I want to cultivate imagination. I love following the maze of her mindstrings. But it would just be so much easier if I had some coffee, first.

*Why is it so hard to find good links to good poems? Exerpted from “We want everything” by Moe Seager. Worth finding. Pin It


Anonymous said...

No excuses! I got through your childhood without coffee (never mind my allergy to the stuff)! I will not hear of such excuses! (Is that a reference to the wrong sense? We read, not listen to, this blog. Anyhow, we interrupt this interruption....) You're still the grownie in the car - you can cope, sans caffeine! After all, the kids are only getting high on blueberries. Wait 'til they're older and discover the delights of mushrooms on their pizzas!

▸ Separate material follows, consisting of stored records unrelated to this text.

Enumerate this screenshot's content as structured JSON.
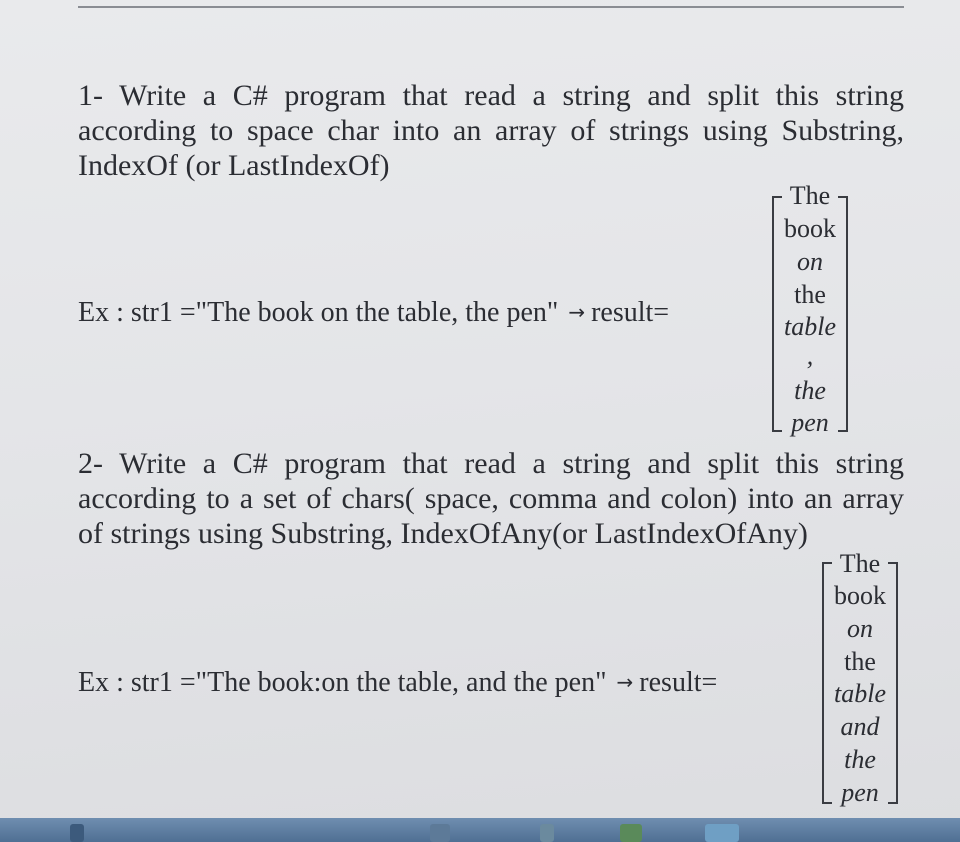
{
  "question1": {
    "text": "1- Write a C# program that read a string and split this string according to space char into an array of strings using Substring, IndexOf (or LastIndexOf)",
    "example_prefix": "Ex : str1 =\"The book on the table, the pen\"",
    "arrow": "→",
    "result_label": "result=",
    "result_items": [
      {
        "text": "The",
        "italic": false
      },
      {
        "text": "book",
        "italic": false
      },
      {
        "text": "on",
        "italic": true
      },
      {
        "text": "the",
        "italic": false
      },
      {
        "text": "table",
        "italic": true
      },
      {
        "text": ",",
        "italic": true
      },
      {
        "text": "the",
        "italic": true
      },
      {
        "text": "pen",
        "italic": true
      }
    ]
  },
  "question2": {
    "text": "2- Write a C# program that read a string and split this string according to a set of chars( space, comma and colon) into an array of strings using Substring, IndexOfAny(or LastIndexOfAny)",
    "example_prefix": "Ex : str1 =\"The book:on the table, and the pen\"",
    "arrow": "→",
    "result_label": "result=",
    "result_items": [
      {
        "text": "The",
        "italic": false
      },
      {
        "text": "book",
        "italic": false
      },
      {
        "text": "on",
        "italic": true
      },
      {
        "text": "the",
        "italic": false
      },
      {
        "text": "table",
        "italic": true
      },
      {
        "text": "and",
        "italic": true
      },
      {
        "text": "the",
        "italic": true
      },
      {
        "text": "pen",
        "italic": true
      }
    ]
  }
}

Hee, hee, hee! To the rest of the reading world: NES is truly one of the world's great copers and improvisers; it's good to see that the young'uns offer her a challenge.

Love, Gramps

Anonymous said...

Dear daughter, IT is called MOTHERHOOD, not merely MULTI-TASKING. It is the very best, worst paying job you'll ever have, but, as they say in the commercial, it is priceless. Enjoy every moment. In a flash your little one will be turning 30 and you'll wonder where all the time went.
Love, Grams

worldmomma said...

Have you tried giving the small bagels in the car (we get Thomases or Pepperidge farm whole wheat)? It's the perfect size for him to hold and it doesn't make much of a mess. It's about the only thing I'll let him eat in the carseat.

Uncle Matt said...

Here is a link. It's the third poem on the page.

Megan@SortaCrunchy said...

Double-joined shoulders! YES! How many problems would that one solution solve?

Love this post. I don't have a morning commute - unless it's storytime at the library or grocery day - but yeah, I can totally relate.

I'm always tanked up on coffee first though.